Всё-таки Седых лукавит, когда говорит, что их экспедиционная жизнь среди комарья и медведей была однообразна. Он и сам жалеет, что многие кадры их жизни в тайге снять не получилось. Но тут ничего не поделаешь: когда спасаешь людей из тонущей лодки или разнимаешь драку бичей, о фотоаппарате просто забываешь. По-другому нельзя.
Табором в лесоустроительных экспедициях называлось место постоянной стоянки, откуда таксаторы и бичи совершали «заходы в тайгу» (словами «лагерь» и «маршрут» они почему-то не пользовались). Даже в официальных документах писали – «таборное имущество». И все фотографии Владимира Николаевича – о том таборном времени.

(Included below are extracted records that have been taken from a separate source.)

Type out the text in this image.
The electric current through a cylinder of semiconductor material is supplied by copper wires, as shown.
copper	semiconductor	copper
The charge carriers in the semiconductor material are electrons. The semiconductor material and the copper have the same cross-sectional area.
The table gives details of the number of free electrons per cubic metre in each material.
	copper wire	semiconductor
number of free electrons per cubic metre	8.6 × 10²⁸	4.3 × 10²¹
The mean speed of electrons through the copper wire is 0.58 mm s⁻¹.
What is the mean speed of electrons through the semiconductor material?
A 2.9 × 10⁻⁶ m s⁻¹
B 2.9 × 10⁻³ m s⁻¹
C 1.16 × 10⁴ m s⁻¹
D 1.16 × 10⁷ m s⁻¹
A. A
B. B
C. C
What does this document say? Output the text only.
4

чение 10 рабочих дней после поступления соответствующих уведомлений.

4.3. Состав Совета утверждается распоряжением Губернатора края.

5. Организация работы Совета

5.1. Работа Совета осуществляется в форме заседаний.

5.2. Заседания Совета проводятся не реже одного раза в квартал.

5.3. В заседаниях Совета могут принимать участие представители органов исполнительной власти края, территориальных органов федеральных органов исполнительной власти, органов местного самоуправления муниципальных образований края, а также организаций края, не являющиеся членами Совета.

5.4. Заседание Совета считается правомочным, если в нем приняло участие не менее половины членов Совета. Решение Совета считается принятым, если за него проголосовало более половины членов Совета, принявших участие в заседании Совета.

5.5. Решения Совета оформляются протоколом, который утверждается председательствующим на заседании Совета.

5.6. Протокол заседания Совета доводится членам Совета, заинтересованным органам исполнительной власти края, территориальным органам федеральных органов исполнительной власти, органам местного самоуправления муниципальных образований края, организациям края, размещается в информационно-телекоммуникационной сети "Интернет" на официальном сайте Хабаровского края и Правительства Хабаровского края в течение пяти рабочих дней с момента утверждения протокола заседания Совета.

Седых называет их «фотодневник таксатора» и на большее не претендует. А напрасно. Глаз у Владимира Николаевича точный. Не зря его ещё в то время приглашали работать фоторепортёром АПН. Он попробовал и отказался. Понял, что снимать придётся не тайгу, а передовиков производства в накрахмаленных рубашках. Ушёл в исследователи. Стал одним из лучших экспертов по экологии леса.
До последнего момента его огромным фотоархивом никто особо не интересовался. Есть и есть. Но недавно всё поменялось. Владимир Николаевич получил сразу несколько предложений показать свои фотографии на выставках. Одна из них будет проходить в Бостоне, где американцы затеяли экспозицию про освоение Дикого Запада и Сибири. И теперь Седых уже ломает голову, как передать колорит таёжной жизни американцам.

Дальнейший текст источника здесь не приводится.